Uitgangspunten van de Verlichting

Natuurrecht
In teksten over de Verlichting kom je vaak het begrip natuurrecht tegen. Daarmee werd bedoeld dat de menselijke samenleving in principe ooit ideaal was. In een ver verleden was iedereen gelijk en had iedereen evenveel te vertellen. In feite hadden alle mensen toen evenveel rechten. Hugo de Groot, de beroemde 17e-eeuwse Nederlandse wetenschapper, zei al dat het natuurrecht bestond, of er nu wel of geen God bestond.
De Engelse filosoof John Locke maakte het natuurrecht tot een belangrijk uitgangspunt van zijn ideeën. Het natuurrecht was volgens hem een universeel, voor ieder individu geldend recht. Daartoe behoorde bijvoorbeeld het recht op leven, vrijheid en eigendom.

Vrijheid
De Verlichtingsdenkers stelden de vrijheid van het individu centraal. Eeuwenlang was het individu ondergeschikt geweest aan groepen. Eeuwenlang hoorde je vanaf je geboorte bij een vaste groep.
De kans was groot dat je hetzelfde leven zou leiden als je ouders.
Geboren in de derde stand lag je beroep, je godsdienst, en je (gebrek aan) macht vast voor de rest van je leven.
De Verlichtingsdenkers verkondigden dat mensen bij hun geboorte in aanleg overal gelijk waren.
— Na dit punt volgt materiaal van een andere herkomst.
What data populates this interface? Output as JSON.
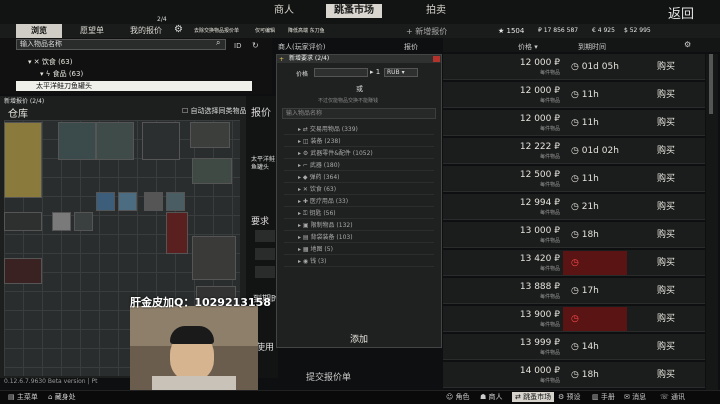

Aanname van dat idee had enorme consequenties.
Het betekende namelijk dat je leven bij geboorte niet bij voorbaat vastlag dat je het recht en de vrijheid had om keuzes te maken.
Dat sprak veel mensen aan.

De rede
De ideeën van de Verlichting waren gebaseerd op het rationalisme. Het menselijk verstand, het beredeneren van problemen, was volgens de Verlichtingsdenkers de sleutel tot het geluk. Daarom vonden zij het vergaren van kennis onmisbaar. De wetenschap kreeg als gevolg van de Verlichtingsideeën een enorme impuls.
Het vergaren van kennis stond haaks op de ideeën van de kerk. De kerk en de Bijbel waren tot die tijd namelijk dé bron van kennis. Verlichtingsdenkers hadden grote kritiek op de kerk en wilden dat de kerk niet het alleenrecht had om de Bijbel te interpreteren. Het beeld van God veranderde als gevolg van de Verlichting. In plaats van een Opperwezen dat alles had geschapen werd God steeds meer gezien als een allesomvattend iets: de natuur, de mensen, de dieren en het heelal.